The show’s most visible threads are neatly arranged, fitting a thematic “throw” and “catch” into every corner of the first two galleries. There’s a subtle Sol LeWitt wall drawing, gifted to the museum by New Mexico–based scholar Lucy Lippard and executed by Roland Lusk and Santa Fe sculptor Susan York, next to a delightfully hairy conceptual sculpture by Brazilian-born, Brooklyn-based artist and early SITE Santa Fe biennial contributor Valeska Soares. Here is the arc of conceptualism strung between two artworks, from its East Coast origins in the writings of LeWitt and Lippard to its more established expression by an artist who helped lay the foundations of Santa Fe’s current avant-garde milieu. Nearby there’s similar interplay between an Agnes Martin canvas and a Stuart Arends wall sculpture, encapsulating New Mexico’s contributions to the minimalist movement.

With deftness, Scully traces the paths of several artists who made their names elsewhere but settled in New Mexico. A monumental acrylic-on-linen from 1977 by New Mexico painter Paul Sarkisian is a powerful example of his early trompe-l’œil style. It evokes his origins as a Los Angeles art star of the mid-century, while a bejeweled toy VW Bus and trailer by his wife Carol Sarkisian suggests a visual allegory of the family’s move to Cerrillos, New Mexico in 1971. A new media sculpture by their son Peter Sarkisian, who was six when they arrived, is a nod to the next generation.
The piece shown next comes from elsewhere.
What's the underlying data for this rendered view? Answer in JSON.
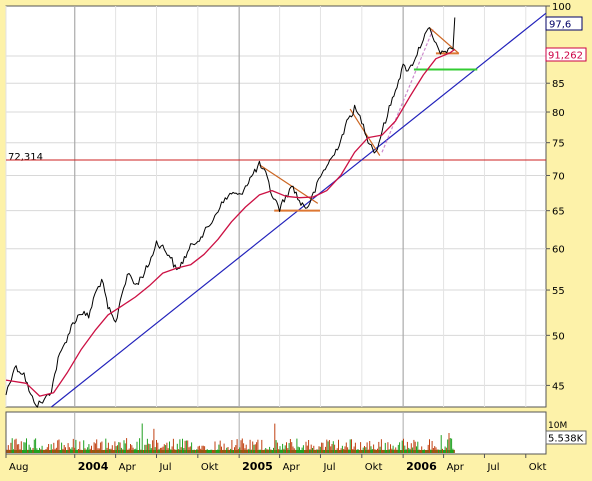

Bruce Nauman’s journey from California to New Mexico is also abridged here, through the presentation of a late-1970s text-based lithograph and a 1999 video of the artist setting a fencepost at his ranch near Santa Fe.
The University of New Mexico’s tremendous influence on the state’s art community is represented by four artworks from legendary faculty members, and the legacy of our innovative ceramics scene finds its avatars in Diego Romero, Virgil Ortiz, Jami Porter Lara, and the late Rick Dillingham. A host of other artists and institutions make cameos on the exhibition’s placards—from UNM’s Tamarind Institute to aesthetic pioneers such as Stuart Davis and Florence Pierce—giving a clear impression of New Mexico’s tightly woven art history.
The true brilliance of the show comes at its halfway point, heralded by a deceptively awkward bit of wall text. “This section of the exhibition looks beyond literal contact with New Mexico and presents artworks that use contact and lack of connection as metaphors,” it reads in part. “[The artists] have all worked and exhibited in New Mexico and a few make their home here.” What sounds like a shaky curatorial conceit makes for yet another strong thematic dialogue—this time between the first half of the exhibition and the contemporary explorations at its far end.
A towering pillar of solid graphite by Susan York, who counted Agnes Martin as a mentor before the latter’s death in 2004, engages minimalist and post-minimalist ideas with vigor. Photographs from the U.S.-Mexico border by David Taylor and video works by Ati Maier and Yorgo Alexopoulos advance conversations about landscape art and its contemporary relevance. Then there is Contact’s pièce de résistance, a 2015 installation work by the Indigenous art collective Postcommodity titled Pollination. Visitors must ask for a coin from a docent to activate the piece, and the experience is at once gaudy, sensual, wondrous, and devastatingly fleeting. I won’t spoil it further except to say that it’s a little oasis in the high desert. You could say the same for the remarkable cultural institution that houses it.